In link texts (autolinks, linkify - not manually typed) we decode hostname with IDNa and percent-decode text. No conflicts, because spec has no conditions and tests for that…

Line breaks between tags:

the only difference if that you add \n in emply blockquote. We update fixtures by stupid regexp, that’s enougth.

So, i have nothing against XML, but vote to keep HTML too and leave choice to developpers what to use. For examples HTML is more convenient. For tests - depends on implementation.

tin-pot · October 25, 2015, 6:28pm

Excuse me for “unearthing” this old post; but it relates to some questions and experiences I recently made in my own project.

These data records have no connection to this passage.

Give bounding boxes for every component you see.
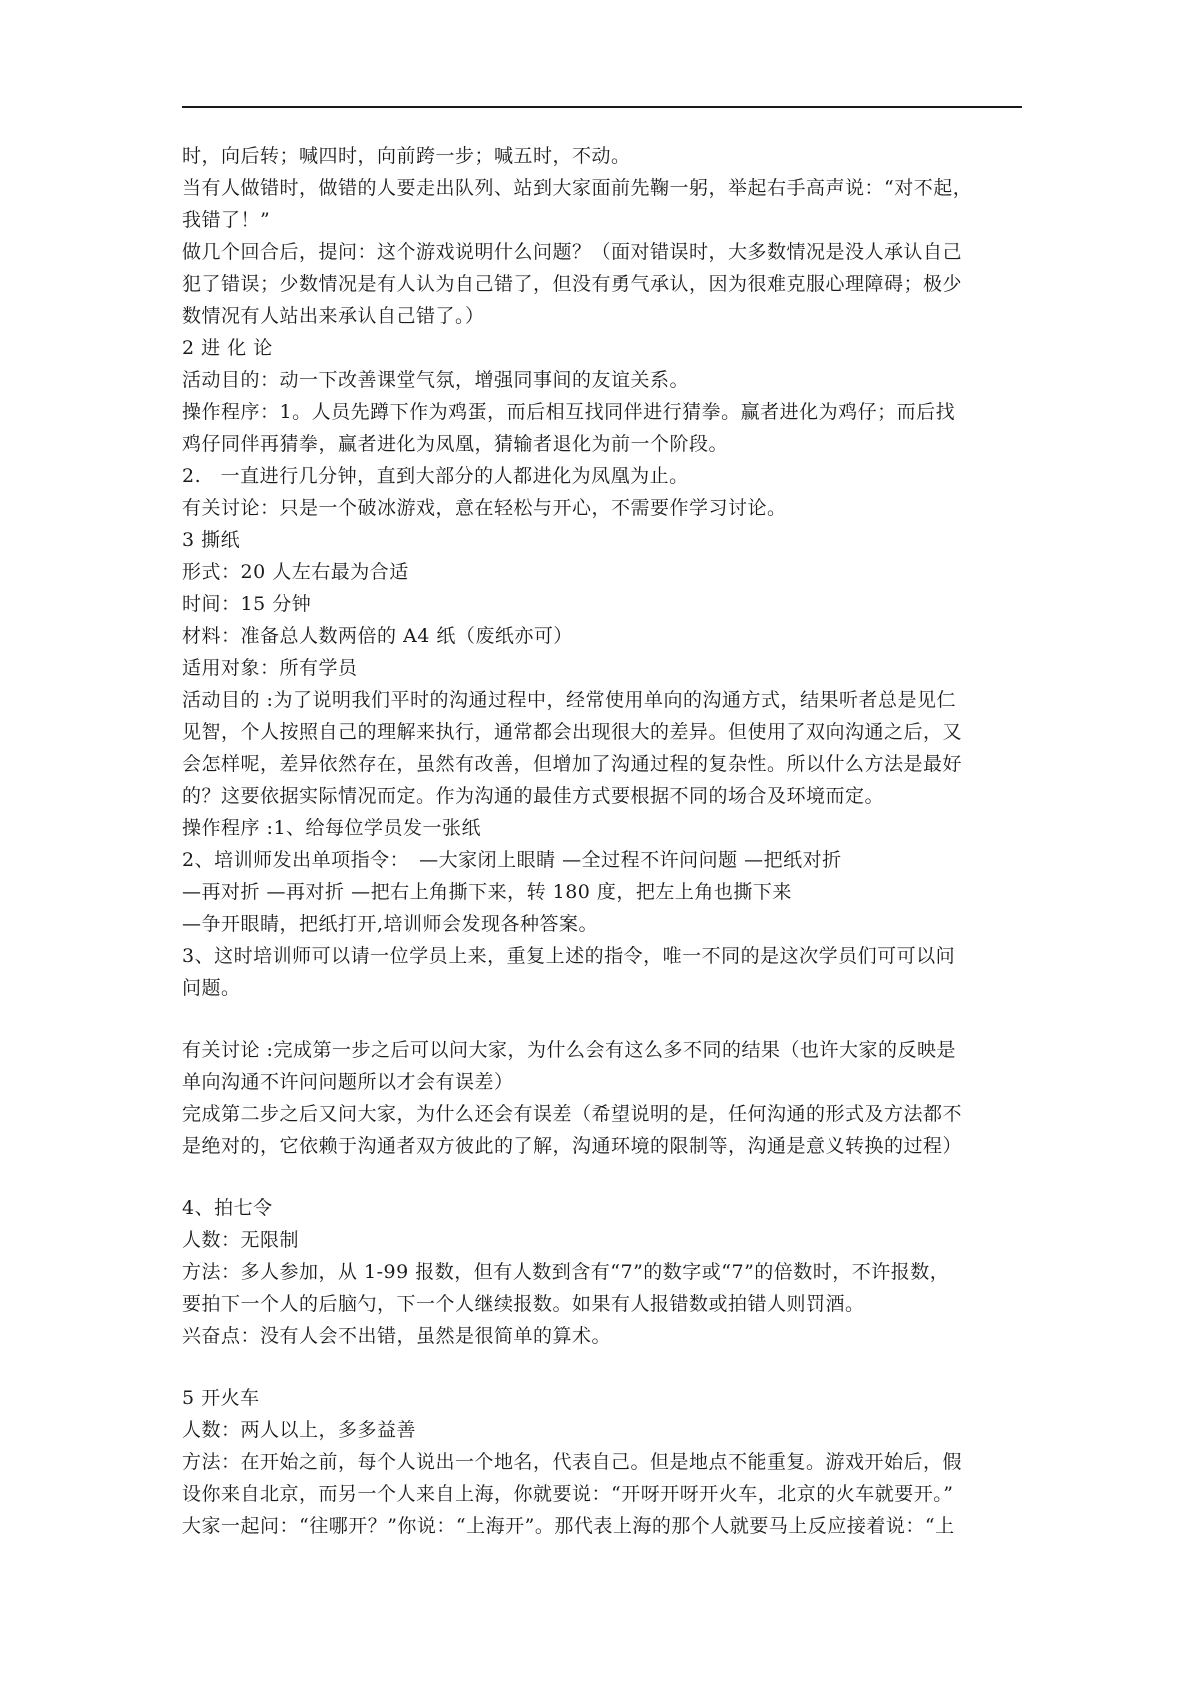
text-line: 犯了错误；少数情况是有人认为自己错了，但没有勇气承认，因为很难克服心理障碍；极少 xyxy=(182,273,963,295)
text-line: 有关讨论 :完成第一步之后可以问大家，为什么会有这么多不同的结果（也许大家的反映是 xyxy=(182,1039,956,1061)
blank-line xyxy=(182,1352,1022,1382)
text-line: 时间：15 分钟 xyxy=(182,593,312,615)
text-line: 人数：无限制 xyxy=(182,1229,300,1251)
text-line: 3 撕纸 xyxy=(182,529,241,551)
text-line: 操作程序 :1、给每位学员发一张纸 xyxy=(182,817,482,839)
text-line: 操作程序：1。人员先蹲下作为鸡蛋，而后相互找同伴进行猜拳。赢者进化为鸡仔；而后找 xyxy=(182,401,956,423)
document-body xyxy=(182,140,1022,1542)
text-line: 做几个回合后，提问：这个游戏说明什么问题？（面对错误时，大多数情况是没人承认自己 xyxy=(182,241,963,263)
text-line: 见智，个人按照自己的理解来执行，通常都会出现很大的差异。但使用了双向沟通之后，又 xyxy=(182,721,963,743)
text-line: 适用对象：所有学员 xyxy=(182,657,358,679)
text-line: 设你来自北京，而另一个人来自上海，你就要说：“开呀开呀开火车，北京的火车就要开。” xyxy=(182,1483,954,1505)
text-line: 有关讨论：只是一个破冰游戏，意在轻松与开心，不需要作学习讨论。 xyxy=(182,497,787,519)
text-line: 方法：多人参加，从 1-99 报数，但有人数到含有“7”的数字或“7”的倍数时，不许报数， xyxy=(182,1261,950,1283)
text-line: 3、这时培训师可以请一位学员上来，重复上述的指令，唯一不同的是这次学员们可可以问 xyxy=(182,945,956,967)
text-line: 数情况有人站出来承认自己错了。） xyxy=(182,305,485,327)
header-rule xyxy=(182,106,1022,108)
text-line: 活动目的：动一下改善课堂气氛，增强同事间的友谊关系。 xyxy=(182,369,690,391)
text-line: 形式：20 人左右最为合适 xyxy=(182,561,409,583)
text-line: 材料：准备总人数两倍的 A4 纸（废纸亦可） xyxy=(182,625,573,647)
text-line: 我错了！” xyxy=(182,209,271,231)
text-line: 时，向后转；喊四时，向前跨一步；喊五时，不动。 xyxy=(182,145,631,167)
text-line: 2 进 化 论 xyxy=(182,337,273,359)
text-line: 兴奋点：没有人会不出错，虽然是很简单的算术。 xyxy=(182,1325,612,1347)
text-line: 大家一起问：“往哪开？”你说：“上海开”。那代表上海的那个人就要马上反应接着说：“上 xyxy=(182,1515,955,1537)
text-line: 方法：在开始之前，每个人说出一个地名，代表自己。但是地点不能重复。游戏开始后，假 xyxy=(182,1451,963,1473)
text-line: 是绝对的，它依赖于沟通者双方彼此的了解，沟通环境的限制等，沟通是意义转换的过程） xyxy=(182,1135,963,1157)
text-line: 4、拍七令 xyxy=(182,1197,273,1219)
text-line: 会怎样呢，差异依然存在，虽然有改善，但增加了沟通过程的复杂性。所以什么方法是最好 xyxy=(182,753,963,775)
blank-line xyxy=(182,1162,1022,1192)
text-line: 问题。 xyxy=(182,977,241,999)
blank-line xyxy=(182,1004,1022,1034)
text-line: 鸡仔同伴再猜拳，赢者进化为凤凰，猜输者退化为前一个阶段。 xyxy=(182,433,729,455)
text-line: 的？这要依据实际情况而定。作为沟通的最佳方式要根据不同的场合及环境而定。 xyxy=(182,785,885,807)
text-line: 完成第二步之后又问大家，为什么还会有误差（希望说明的是，任何沟通的形式及方法都不 xyxy=(182,1103,963,1125)
text-line: 活动目的 :为了说明我们平时的沟通过程中，经常使用单向的沟通方式，结果听者总是见仁 xyxy=(182,689,956,711)
text-line: 当有人做错时，做错的人要走出队列、站到大家面前先鞠一躬，举起右手高声说：“对不起， xyxy=(182,177,973,199)
text-line: 2、培训师发出单项指令： —大家闭上眼睛 —全过程不许问问题 —把纸对折 xyxy=(182,849,842,871)
text-line: 要拍下一个人的后脑勺，下一个人继续报数。如果有人报错数或拍错人则罚酒。 xyxy=(182,1293,865,1315)
text-line: —争开眼睛，把纸打开,培训师会发现各种答案。 xyxy=(182,913,599,935)
text-line: 2. 一直进行几分钟，直到大部分的人都进化为凤凰为止。 xyxy=(182,465,689,487)
text-line: —再对折 —再对折 —把右上角撕下来，转 180 度，把左上角也撕下来 xyxy=(182,881,792,903)
text-line: 单向沟通不许问问题所以才会有误差） xyxy=(182,1071,514,1093)
text-line: 5 开火车 xyxy=(182,1387,260,1409)
text-line: 人数：两人以上，多多益善 xyxy=(182,1419,417,1441)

I think the “right thing” to concentrate on when it comes to testing is a representation which is independant of the vagaries of mark-up: the “Canonical XML” form seems to be exactly that.

So in order to compare actual output with reference material (eg for regression testing), one would either

devise a mode in which Canonical XML is output; or
“canonicalize” the actual output and then compare with the (canonical) reference.

As long as the output has the same canonical form, any remaining differences in the regular XML output should be immaterial.

Note however that the current output of cmark -t xml does include white space which will show up in the canonical form—only when validating against the DTD can the decision be made that this white space is in fact irrelevant (eg inside elements that do not have character data content). So from a testing perspective, and for “sanitary” reasons generally, probably cmark should write XML that does not have this gratuitous white space in it’s canonical form. Or do it optionally, if the resulting XML would be “too ugly”.

jgm · October 27, 2015, 8:49pm

See https://github.com/jgm/CommonMark/issues/274

I’ll note that having white space is very useful for diffs.

tin-pot · December 23, 2015, 2:48am

I have added some remarks on the issue over there at https://github.com/jgm/CommonMark/issues/274.

Btw, what do you mean by “having white space is very useful for diffs”? Maybe that “having the text broken into lines” is very useful for diffs, because diffs are usually line-oriented?